FTSE 350 deficit grows by £10bn; reaches 18-month high

The pension deficit of the FTSE 350 grew from £45bn to £55bn over March, the largest it has been for 18 months, according to data from Mercer.

The latest Pensions Risk Survey published yesterday, 4 April, found that the overall deficit for the UK’s largest companies increased by £10bn, due to a decline corporate bond yields.

Liabilities increased from £811bn to £847bn while assets increased from £766bn to £792bn over the same period.

According to Mercer, the liability increase was partially offset by a fall in market implied inflation.

Mercer corporate consulting leader, Maria Johannessen, said: “The pension gap has widened for the second consecutive month, despite a £26bn increase in asset values, and has now reached its highest month-end level since October 2017 having doubled over the past year alone.

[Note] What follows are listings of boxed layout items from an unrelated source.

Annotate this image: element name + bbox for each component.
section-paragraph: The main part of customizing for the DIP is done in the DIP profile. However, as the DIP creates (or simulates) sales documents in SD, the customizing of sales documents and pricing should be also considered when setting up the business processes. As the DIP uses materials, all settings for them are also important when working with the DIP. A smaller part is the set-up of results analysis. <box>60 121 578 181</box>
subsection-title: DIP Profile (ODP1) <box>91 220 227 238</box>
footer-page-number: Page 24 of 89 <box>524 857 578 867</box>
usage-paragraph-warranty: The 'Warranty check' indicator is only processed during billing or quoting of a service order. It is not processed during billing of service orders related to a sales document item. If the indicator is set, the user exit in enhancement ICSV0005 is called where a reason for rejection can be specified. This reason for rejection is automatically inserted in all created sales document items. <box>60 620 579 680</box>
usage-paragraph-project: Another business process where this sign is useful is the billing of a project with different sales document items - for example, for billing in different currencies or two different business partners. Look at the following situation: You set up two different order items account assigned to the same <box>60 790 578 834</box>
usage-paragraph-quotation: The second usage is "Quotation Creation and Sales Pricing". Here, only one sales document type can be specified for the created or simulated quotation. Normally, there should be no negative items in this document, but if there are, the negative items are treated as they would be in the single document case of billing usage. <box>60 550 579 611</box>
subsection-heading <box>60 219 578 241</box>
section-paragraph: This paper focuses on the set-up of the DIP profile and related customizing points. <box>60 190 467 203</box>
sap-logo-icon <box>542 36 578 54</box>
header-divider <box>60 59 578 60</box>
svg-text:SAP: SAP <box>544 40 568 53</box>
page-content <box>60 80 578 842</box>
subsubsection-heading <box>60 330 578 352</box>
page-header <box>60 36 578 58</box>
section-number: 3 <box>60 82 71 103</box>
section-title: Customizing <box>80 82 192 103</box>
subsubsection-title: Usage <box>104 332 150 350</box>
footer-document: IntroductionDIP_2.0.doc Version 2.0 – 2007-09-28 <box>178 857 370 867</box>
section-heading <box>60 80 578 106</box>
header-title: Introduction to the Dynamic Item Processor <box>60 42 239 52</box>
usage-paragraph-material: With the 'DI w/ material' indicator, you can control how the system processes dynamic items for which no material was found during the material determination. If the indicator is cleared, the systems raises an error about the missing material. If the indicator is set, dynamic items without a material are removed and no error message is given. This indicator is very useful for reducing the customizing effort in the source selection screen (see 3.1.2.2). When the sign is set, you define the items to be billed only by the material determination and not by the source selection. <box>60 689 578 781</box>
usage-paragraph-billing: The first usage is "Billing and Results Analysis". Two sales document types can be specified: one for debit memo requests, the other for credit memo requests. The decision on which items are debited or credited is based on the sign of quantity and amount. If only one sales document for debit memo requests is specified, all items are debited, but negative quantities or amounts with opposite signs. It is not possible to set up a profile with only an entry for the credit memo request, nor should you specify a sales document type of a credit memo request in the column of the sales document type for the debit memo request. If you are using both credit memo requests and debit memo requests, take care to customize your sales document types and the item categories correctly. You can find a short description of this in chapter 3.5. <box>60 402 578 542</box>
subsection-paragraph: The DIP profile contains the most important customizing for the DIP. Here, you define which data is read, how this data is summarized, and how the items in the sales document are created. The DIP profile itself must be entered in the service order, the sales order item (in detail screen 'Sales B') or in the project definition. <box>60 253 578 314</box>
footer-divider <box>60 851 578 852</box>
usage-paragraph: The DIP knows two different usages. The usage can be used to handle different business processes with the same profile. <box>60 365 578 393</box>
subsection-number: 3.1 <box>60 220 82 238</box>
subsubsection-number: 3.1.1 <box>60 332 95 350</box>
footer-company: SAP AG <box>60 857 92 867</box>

“A slight fall in medium-term market implied inflation to 3.45 per cent was unable to mitigate the decline in corporate bond yields which led to a £36bn increase in liabilities.”

The consultant said the increase confirms the need for a wholesale approach to risk management.

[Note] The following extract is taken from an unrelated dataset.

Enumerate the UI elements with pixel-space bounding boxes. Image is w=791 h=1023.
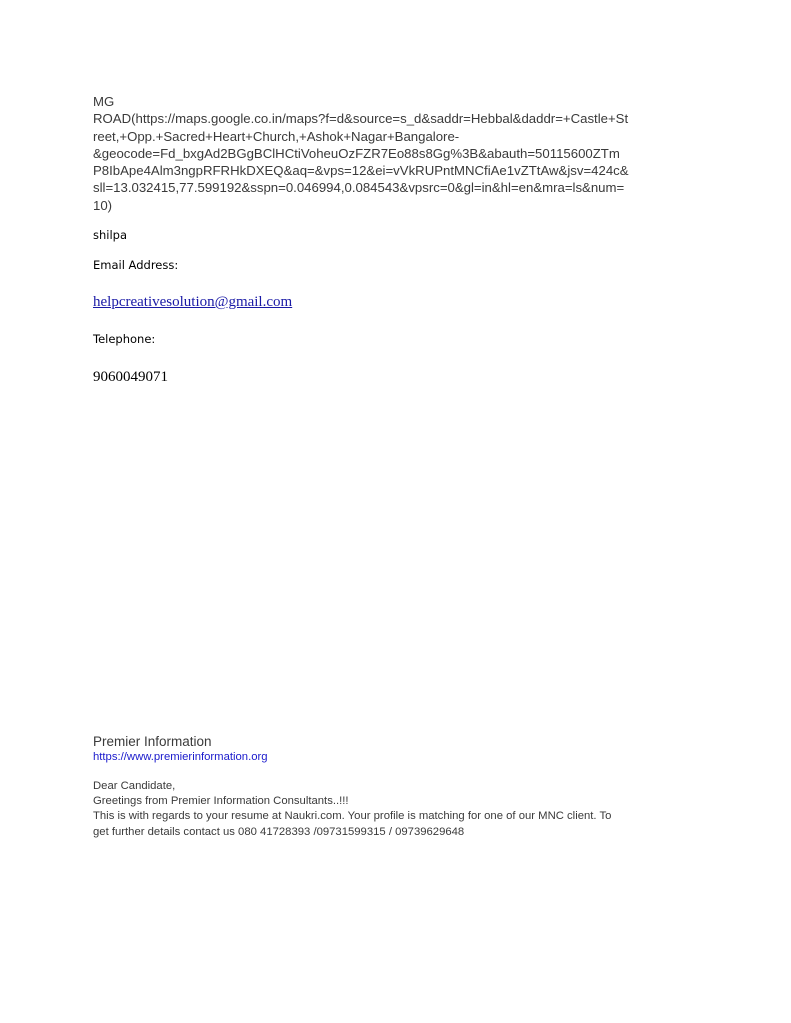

Mercer strategic adviser and partner, Le Roy van Zyl, added: “With the political uncertainty in the UK set to continue and evidence of a slowdown in the global economy mounting, it is important for scheme trustees and sponsors to remain vigilant and prioritise risk management.

“This must be in context of the added emphasis from The Pensions Regulator on managing to a clear long term objective. The UK’s future relationship with the EU is no clearer, and we can expect funding level volatility to persist until greater clarity is found.”